The second session, a roundtable discussion titled “Challenges and opportunities for 3D printing in the dental sector”, will be moderated by Giorgio Magistrelli – EFDD adviser for additive manufacturing.

The panel is composed by:

  • Peter Mercelis, Co-founder and Director of applied technologies, 3D Systems
  • Maurizio Costabeber, General Manager, DWS
  • Martin Bullemer, Business Development Manager Medical, EOS
  • Philip Oris, Director Business Development Medical & Dental, SLM Solutions
  • Vittorio Gaudino, General Manager, Sisma
  • Eric Erickson, Dental Business Manager EMEA, Stratasys

Registration is free but seats are limited and pre-registration is required:

Please us the following link to register  https://goo.gl/forms/YrhaW3YBdihJZ5gw1

Streaming link  https://www.youtube.com/watch?v=Nlf3oGE6ehE&feature=youtu.be

Additive manufacturing and the Dental Sector

The medical and dental sectors represent around 13.1% usage of Additive Manufacturing (Wohlers, Report 2015, p.21) and are particularly driven by mass customisation and personalisation. AM offers the possibility to have a simplified production chain obtaining fully dense and porous structures that allow better fixation of implants: tens of thousands of 3DP-fabricated metal implants are in fact produced every year.

Invisalignâ dental braces but also crowns are probably the most well-known 3D-printed products. Braces are produced indirectly: thus, first the moulds are 3D-printed and then the braces are manufactured using these moulds.

The main driver to use 3D-printing is its capability for mass customisation.

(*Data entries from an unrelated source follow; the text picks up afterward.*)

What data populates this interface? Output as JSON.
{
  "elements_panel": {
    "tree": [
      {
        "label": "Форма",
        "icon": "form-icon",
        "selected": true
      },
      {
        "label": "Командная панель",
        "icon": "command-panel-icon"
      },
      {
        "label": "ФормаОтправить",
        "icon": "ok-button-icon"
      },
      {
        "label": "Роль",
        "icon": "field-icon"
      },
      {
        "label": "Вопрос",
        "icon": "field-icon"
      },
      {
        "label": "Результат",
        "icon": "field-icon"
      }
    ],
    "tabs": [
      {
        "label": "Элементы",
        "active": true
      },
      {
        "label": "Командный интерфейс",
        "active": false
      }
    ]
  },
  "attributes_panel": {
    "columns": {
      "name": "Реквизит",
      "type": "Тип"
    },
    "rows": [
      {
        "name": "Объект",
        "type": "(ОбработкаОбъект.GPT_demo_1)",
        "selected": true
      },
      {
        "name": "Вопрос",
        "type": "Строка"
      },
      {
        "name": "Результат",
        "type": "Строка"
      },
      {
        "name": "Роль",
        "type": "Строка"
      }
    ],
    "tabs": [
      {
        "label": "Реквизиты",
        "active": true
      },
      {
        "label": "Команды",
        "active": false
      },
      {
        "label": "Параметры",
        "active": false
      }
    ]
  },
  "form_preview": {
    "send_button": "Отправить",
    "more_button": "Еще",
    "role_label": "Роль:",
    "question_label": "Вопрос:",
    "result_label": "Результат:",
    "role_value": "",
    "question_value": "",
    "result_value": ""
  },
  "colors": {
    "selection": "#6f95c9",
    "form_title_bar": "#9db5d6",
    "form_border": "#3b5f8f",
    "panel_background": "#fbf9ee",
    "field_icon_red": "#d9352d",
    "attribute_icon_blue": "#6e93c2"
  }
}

Several millions of moulds are printed every year and a similar approach is used for producing dental crowns, an application started years ago with the production of dental restorations such as veneers, inlays, crowns and bridges using dental CAD-CAM systems

The reducing cost of processing power will ensure that these developments will continue thanks also to the introduction of a new range of digital intra-oral scanners. With regard to the manufacture of prostheses this is currently dominated by subtractive machining technology but it is inevitable that the additive processing routes of layered fabrication will start to have an impact.